Часть 18 из 26 В начало
Для доступа к библиотеке пройдите авторизацию
Верочке он не писал, но решил по возвращении домой попросить у нее прощения и объясниться окончательно. Но, развернув телеграмму, Кеша выронил ее из рук.
– Что случилось? – Спросил его сосед, поднимая телеграмму и подавая снова Кеше.
Кеша прочел еще раз:
– «Верочка застрелилась. Женя. Подробности письмо».
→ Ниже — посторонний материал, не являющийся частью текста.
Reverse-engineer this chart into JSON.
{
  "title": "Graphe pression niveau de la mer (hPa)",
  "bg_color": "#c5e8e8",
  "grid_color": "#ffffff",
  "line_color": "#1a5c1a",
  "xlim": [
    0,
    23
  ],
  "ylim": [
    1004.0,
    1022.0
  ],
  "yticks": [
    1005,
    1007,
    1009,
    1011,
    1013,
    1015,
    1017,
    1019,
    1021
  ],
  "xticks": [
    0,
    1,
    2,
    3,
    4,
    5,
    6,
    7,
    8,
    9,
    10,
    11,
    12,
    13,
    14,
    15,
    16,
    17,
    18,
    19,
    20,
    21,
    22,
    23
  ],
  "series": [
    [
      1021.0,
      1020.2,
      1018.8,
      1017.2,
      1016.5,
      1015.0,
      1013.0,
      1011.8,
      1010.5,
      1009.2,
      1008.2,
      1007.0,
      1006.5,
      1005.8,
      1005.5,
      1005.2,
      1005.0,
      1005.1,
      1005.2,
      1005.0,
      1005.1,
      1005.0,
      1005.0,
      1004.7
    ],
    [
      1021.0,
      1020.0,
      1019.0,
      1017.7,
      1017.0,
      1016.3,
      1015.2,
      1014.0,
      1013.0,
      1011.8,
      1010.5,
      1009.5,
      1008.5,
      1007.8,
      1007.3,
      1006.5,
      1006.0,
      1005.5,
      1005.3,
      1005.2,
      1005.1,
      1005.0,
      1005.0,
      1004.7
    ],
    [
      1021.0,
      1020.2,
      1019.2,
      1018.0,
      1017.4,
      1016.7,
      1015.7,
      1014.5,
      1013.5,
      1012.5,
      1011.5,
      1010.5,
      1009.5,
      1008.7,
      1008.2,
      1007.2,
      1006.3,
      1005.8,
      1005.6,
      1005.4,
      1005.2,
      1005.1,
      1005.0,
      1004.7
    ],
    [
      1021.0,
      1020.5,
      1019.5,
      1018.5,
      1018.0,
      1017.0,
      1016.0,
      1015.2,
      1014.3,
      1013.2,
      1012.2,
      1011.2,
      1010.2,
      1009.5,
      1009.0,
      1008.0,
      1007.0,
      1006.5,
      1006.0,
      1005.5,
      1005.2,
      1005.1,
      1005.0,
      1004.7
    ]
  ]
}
Через десять дней, перед самым днем производства в офицеры, пришло и письмо. Сестра писала:
«Верочка последнее время была какая-то странная. О тебе не вспоминала. В день ее смерти я ночевала у них. Она среди ночи попросила меня выпустить ее через окно. И больше она не вернулась. Ах, какая я дура! Зачем я ее выпустила! Искали четыре дня казачьи разъезды повсюду. И только на пятый день один разъезд нашел их на военном кладбище. Верочку и кадета Зальцмана, помнишь Фельфебеля корпуса? У него был зажат в руке револьвер, Верочка лежала в странной позе со сжатыми над головой кулачками. Очевидно, или боялась выстрела или защищалась. И записка на земле: «похоронить вместе». Но кто писал, неизвестно.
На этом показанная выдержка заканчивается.